When it comes to our military, Americans expect the best. We expect the best weapons, the best-trained soldiers, the latest and best equipment, and we fully expect to be the best fighting force in the world. And when our men and women in uniform are wounded in combat, we definitely expect them to receive the best medical care possible. When they do not, we expect heads to roll. What happened when housing for wounded servicemen at Walter Reed was found to be substandard in 2007? The hospital commander and the Army surgeon general were both quickly relieved of command.

The battlefield is a bit different. We expect the medical care received there to also be the best, sure, but who is it that defines what constitutes the best combat medical care? And just who is responsible for making sure that the medical care our fighting men and women receive meets that high standard? Military medical personnel command military hospitals, but U.S. troops are not wounded in military hospitals. They are wounded on the battlefield, and combat commanders own the battlefield. So who should be held responsible for making sure that our fighting men and women receive the best care? Medical personnel or combat commanders?

The birth of modern combat casualty care

In October 1993, a mostly special operations-led force of U.S. military units fought a fierce battle against Somali fighters in the Battle of Mogadishu, famously depicted in the book and movie “Black Hawk Down.” The relentless street-to-street fighting resulted in the deaths of 18 U.S. servicemen. An Army special missions unit medic during that battle, Specialist First Class Bob Mabry, was one of the combat rescue team members who fast-roped down to the first helicopter crash site and provided care under fire to the wounded for 15 hours.

Later, Second Lieutenant Bob Mabry, by then a medical student at the Uniformed Services University of the Health Sciences (USUHS), would write a paper that described the casualties sustained in Mogadishu and the shortfalls in casualty care that he observed during the action. Later still, fully 21 years after the Battle of Mogadishu, Lieutenant Colonel Bob Mabry, now an Army emergency medicine physician and a leading thinker in combat medicine, would author another paper titled “Challenges to Improving Combat Casualty Survivability on the Battlefield” that would highlight some of the reasons behind the shortfalls in pre-hospital trauma care.
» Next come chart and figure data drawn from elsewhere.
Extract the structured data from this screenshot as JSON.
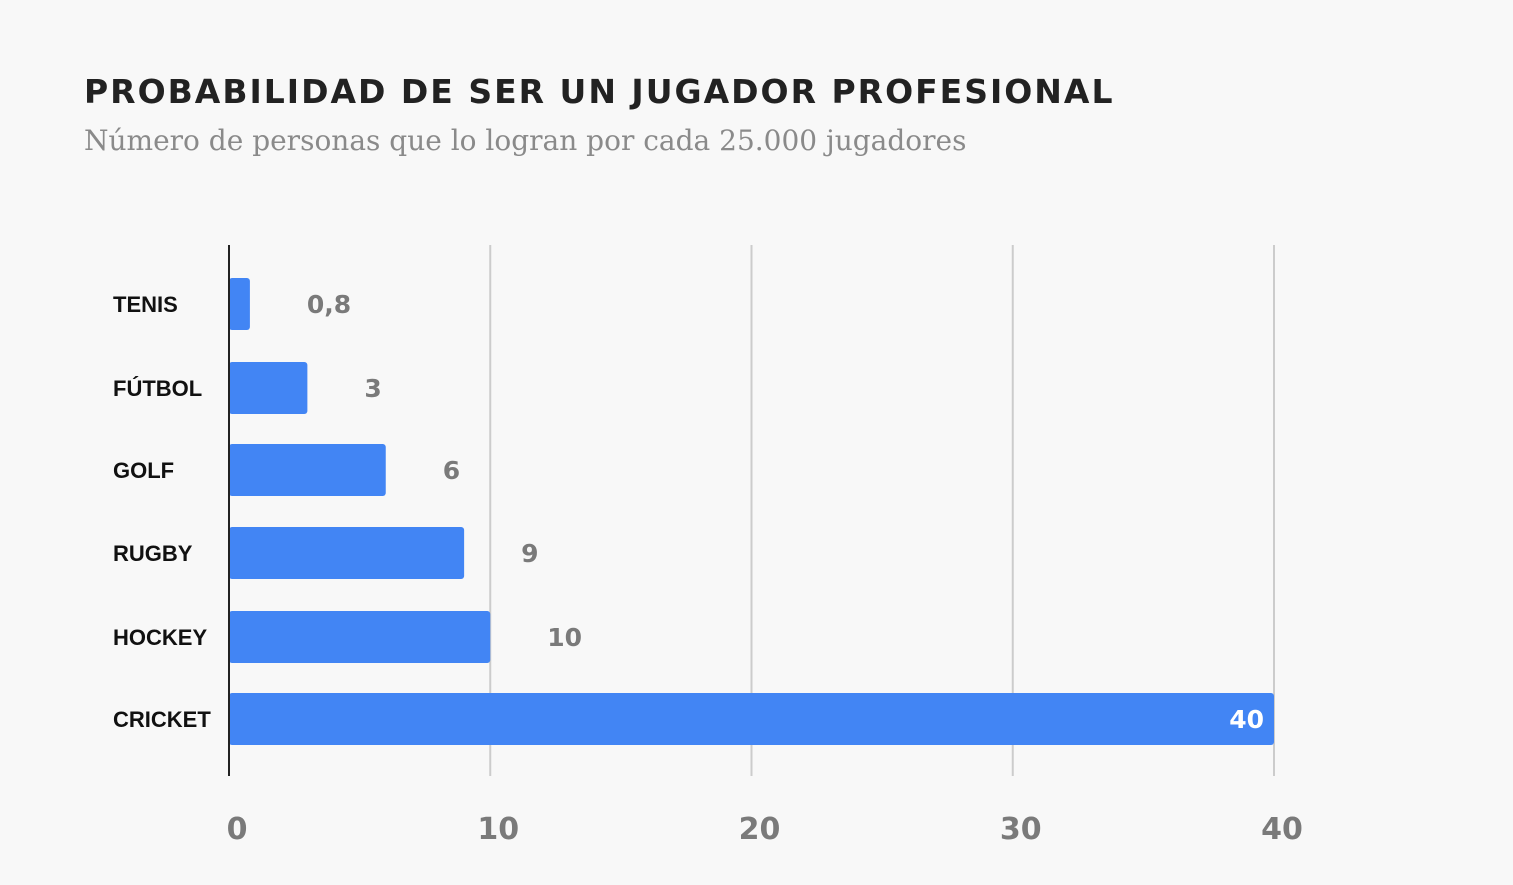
{
  "header": {
    "title": "PROBABILIDAD DE SER UN JUGADOR PROFESIONAL",
    "subtitle": "Número de personas que lo logran por cada 25.000 jugadores"
  },
  "colors": {
    "bar": "#4285f4",
    "grid": "#cccccc",
    "axis": "#222222"
  },
  "chart_data": {
    "type": "bar",
    "orientation": "horizontal",
    "title": "PROBABILIDAD DE SER UN JUGADOR PROFESIONAL",
    "subtitle": "Número de personas que lo logran por cada 25.000 jugadores",
    "categories": [
      "TENIS",
      "FÚTBOL",
      "GOLF",
      "RUGBY",
      "HOCKEY",
      "CRICKET"
    ],
    "values": [
      0.8,
      3,
      6,
      9,
      10,
      40
    ],
    "value_labels": [
      "0,8",
      "3",
      "6",
      "9",
      "10",
      "40"
    ],
    "xlim": [
      0,
      40
    ],
    "xticks": [
      0,
      10,
      20,
      30,
      40
    ],
    "xtick_labels": [
      "0",
      "10",
      "20",
      "30",
      "40"
    ],
    "xlabel": "",
    "ylabel": "",
    "grid": true,
    "legend": "none"
  }
}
Mabry observed, “Responsibility for battlefield care delivery is distributed to the point where seemingly no one ‘owns’ it. Unity of command is not established, and thus no single senior military medical leader, directorate, division, or command is solely focused on battlefield care, the quintessential mission of military medicine.” Furthermore, when “best-practice” medical care guidelines are developed for battlefield injuries, who is responsible for implementing them?

During roughly the same timeframe as the Battle of Mogadishu, but initially unrelated to that action since details regarding those casualties were not made public until later, a three-year research effort in battlefield trauma care was being conducted by the Naval Special Warfare Command, the parent command of the Navy’s SEAL teams, in partnership with USUHS, and later, with the U.S. Special Operations Command (SOCOM). That project—for the first time—brought evidence-based medicine to the study of battlefield trauma care, and resulted in the 1996 publication in Military Medicine of one of the seminal papers in the history of U.S. military medicine, “Tactical Combat Casualty Care in Special Operations.”

This 1996 tactical combat casualty care (TCCC) paper took what at the time was a unique approach, in that it took into account the unique aspects of casualty treatment in the tactical environment, and recognized the need to make battlefield trauma care consistent with good small-unit tactics. TCCC broke battlefield trauma care into three phases: care under fire, tactical field care, and casualty evacuation care, with prescribed care for each phase.

For example, TCCC emphasized that, first and foremost, one should maintain tactical awareness and return fire as needed during a gunfight, to prevent both the casualty and the medic from being killed by hostile fire, and to help prevent more unit members from being wounded or killed.